In the past 20 years, distracted driving has become an anathema on U.S. roads. Too often we learn about motor vehicle crashes attributed to distracted driving that result in fatal and life-threatening injuries.
The truth is: These crashes are avoidable. Public services announcements, law enforcement vigilance and peer pressure can only go so far in the efforts to get the word out about the dangers of distracted driving. But who are these distracted drivers? Who are the people these campaigns should address?
People under 45
According to the National Highway Transportation Safety Administration (NHTSA), nearly 3,150 Americans died and 424,00 injured in 2019 as a result of distracted driving.
Drivers under the age of 45 represent the group most likely to subscribe to distracted driving, which is anything that takes a driver’s attention from the driving task. Examples include texting and talking on the phone, talking to passengers, eating and drinking, grooming, using the navigation system and reading.
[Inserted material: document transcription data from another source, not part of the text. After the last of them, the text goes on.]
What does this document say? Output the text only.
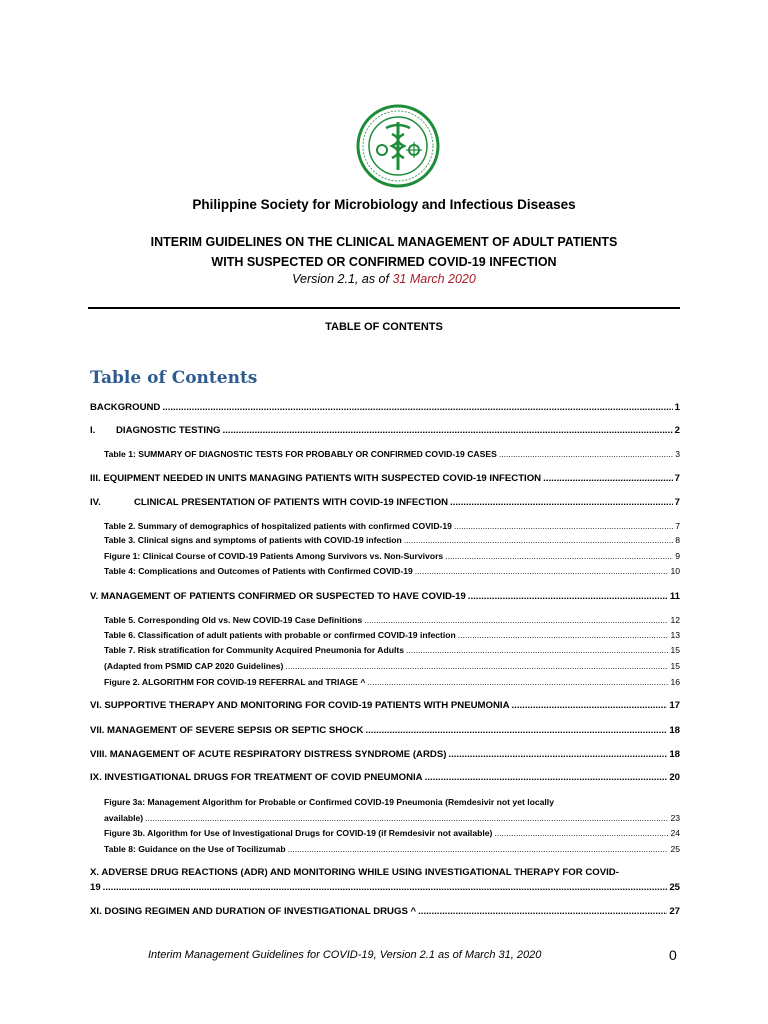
Philippine Society for Microbiology and Infectious Diseases
INTERIM GUIDELINES ON THE CLINICAL MANAGEMENT OF ADULT PATIENTS
WITH SUSPECTED OR CONFIRMED COVID-19 INFECTION
Version 2.1, as of 31 March 2020
TABLE OF CONTENTS
Table of Contents
BACKGROUND .....	1
I.	DIAGNOSTIC TESTING .....	2
Table 1: SUMMARY OF DIAGNOSTIC TESTS FOR PROBABLY OR CONFIRMED COVID-19 CASES .....	3
III. EQUIPMENT NEEDED IN UNITS MANAGING PATIENTS WITH SUSPECTED COVID-19 INFECTION .....	7
IV.	CLINICAL PRESENTATION OF PATIENTS WITH COVID-19 INFECTION .....	7
Table 2. Summary of demographics of hospitalized patients with confirmed COVID-19 .....	7
Table 3. Clinical signs and symptoms of patients with COVID-19 infection .....	8
Figure 1: Clinical Course of COVID-19 Patients Among Survivors vs. Non-Survivors .....	9
Table 4: Complications and Outcomes of Patients with Confirmed COVID-19 .....	10
V. MANAGEMENT OF PATIENTS CONFIRMED OR SUSPECTED TO HAVE COVID-19 .....	11
Table 5. Corresponding Old vs. New COVID-19 Case Definitions .....	12
Table 6. Classification of adult patients with probable or confirmed COVID-19 infection .....	13
Table 7. Risk stratification for Community Acquired Pneumonia for Adults .....	15
(Adapted from PSMID CAP 2020 Guidelines) .....	15
Figure 2. ALGORITHM FOR COVID-19 REFERRAL and TRIAGE ^ .....	16
VI. SUPPORTIVE THERAPY AND MONITORING FOR COVID-19 PATIENTS WITH PNEUMONIA .....	17
VII. MANAGEMENT OF SEVERE SEPSIS OR SEPTIC SHOCK .....	18
VIII. MANAGEMENT OF ACUTE RESPIRATORY DISTRESS SYNDROME (ARDS) .....	18
IX. INVESTIGATIONAL DRUGS FOR TREATMENT OF COVID PNEUMONIA .....	20
Figure 3a: Management Algorithm for Probable or Confirmed COVID-19 Pneumonia (Remdesivir not yet locally
available) .....	23
Figure 3b. Algorithm for Use of Investigational Drugs for COVID-19 (if Remdesivir not available) .....	24
Table 8: Guidance on the Use of Tocilizumab .....	25
X. ADVERSE DRUG REACTIONS (ADR) AND MONITORING WHILE USING INVESTIGATIONAL THERAPY FOR COVID-
19 .....	25
XI. DOSING REGIMEN AND DURATION OF INVESTIGATIONAL DRUGS ^ .....	27
Interim Management Guidelines for COVID-19, Version 2.1 as of March 31, 2020	0
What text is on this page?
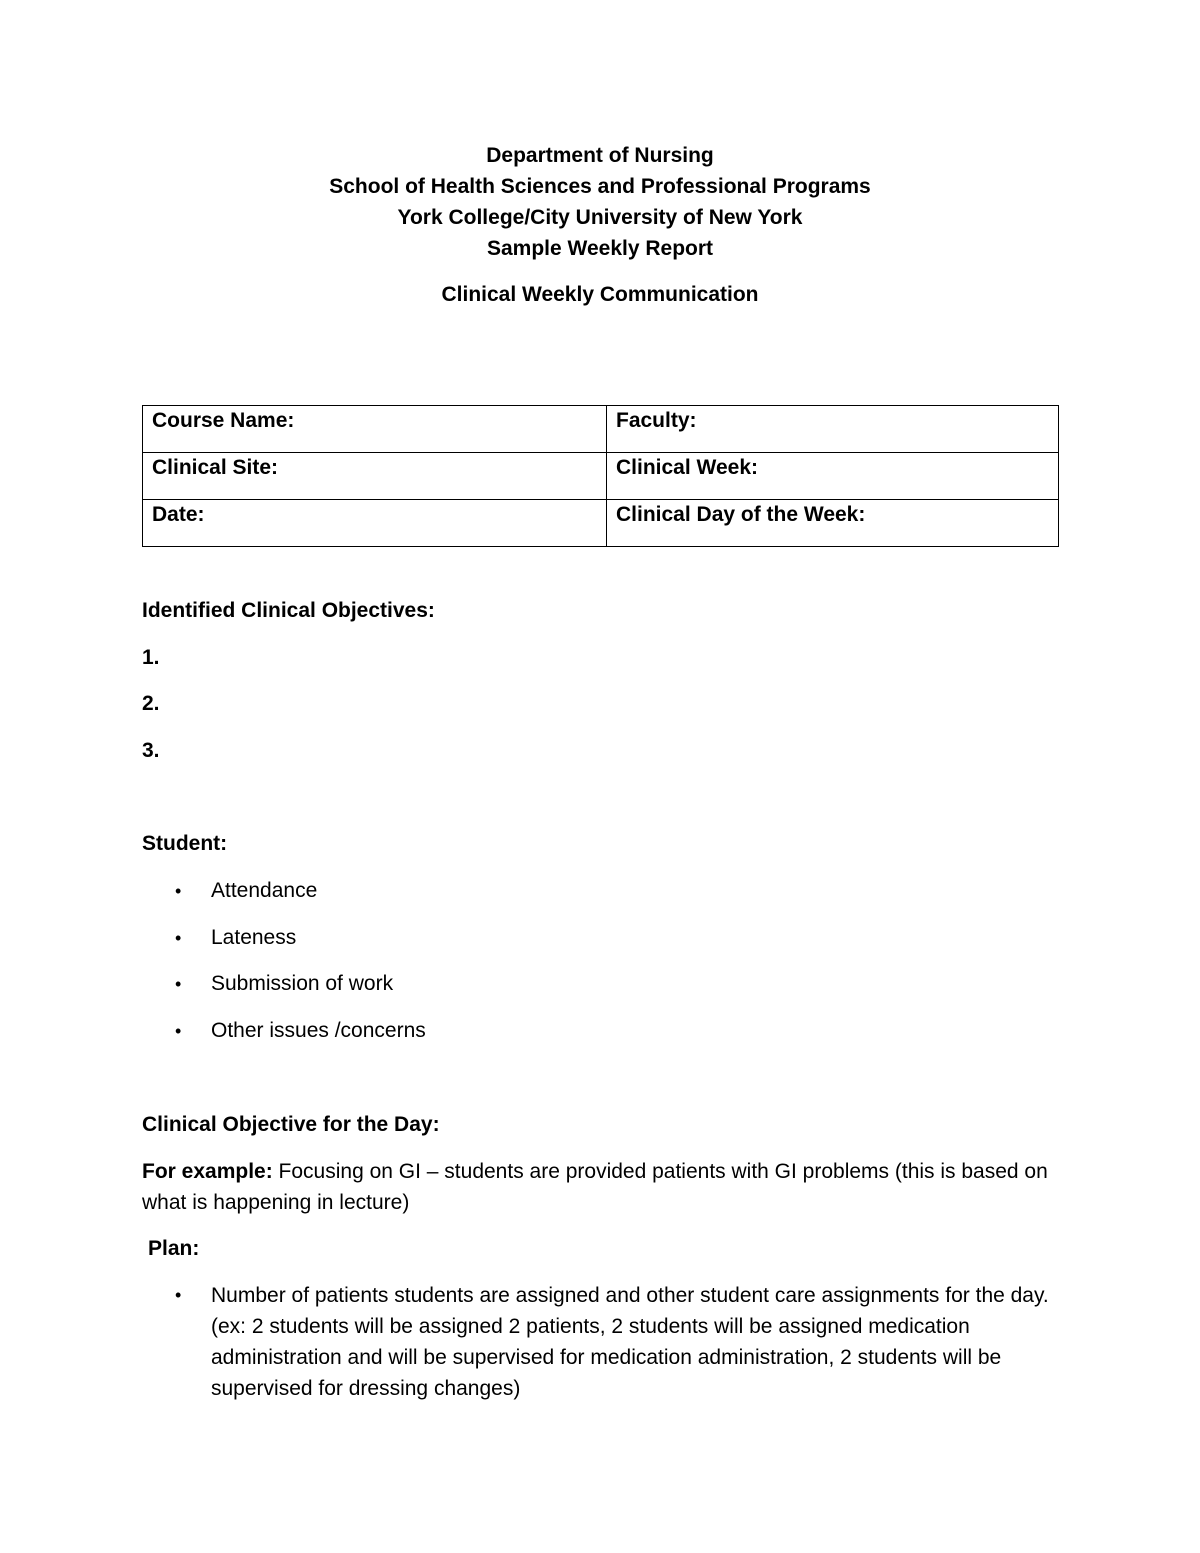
Department of Nursing
School of Health Sciences and Professional Programs
York College/City University of New York
Sample Weekly Report
Clinical Weekly Communication
Course Name:	Faculty:
Clinical Site:	Clinical Week:
Date:	Clinical Day of the Week:
Identified Clinical Objectives:
1.
2.
3.
Student:
•	Attendance
•	Lateness
•	Submission of work
•	Other issues /concerns
Clinical Objective for the Day:
For example: Focusing on GI – students are provided patients with GI problems (this is based on what is happening in lecture)
Plan:
•	Number of patients students are assigned and other student care assignments for the day. (ex: 2 students will be assigned 2 patients, 2 students will be assigned medication administration and will be supervised for medication administration, 2 students will be supervised for dressing changes)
Drivers aged 15 to 20 involved in fatal crashes were the most likely distracted than drivers of any other age, the NHTSA noted. Roughly 9 percent of this group were distracted in fatal collisions, compared with 6% for the 21 to 24 age group; 7% of the 25 to 34 age group; and 6% of the 35 to 44 age group.
A contributing factor: cell phone usage
Cell phone usage among these age groups is a contributing factor. Here is a breakdown of the cell phone usage among age groups in fatal crashes in 2019:
- Drivers aged 15 to 20: An estimated 17% distracted by cell phones
- Drivers aged 21 to 24: Roughly 16%
- Drivers aged 25 to 34: A whopping 23%
- Drivers aged 35 to 44: The second most with 20%
- Drivers aged 45 to 54: An estimated 12%
Most drivers understand the dangers caused by distracted driving. But this awareness campaign will not end anytime soon.
Protect yourself and stay alert
Pointing the finger of blame will not work when it comes to educating people about distracted driving. However, you must protect yourself and passengers from harm in doing your best to recognize and avoid distracted drivers. They are the ones who often drive much slower on roads and cross the center line.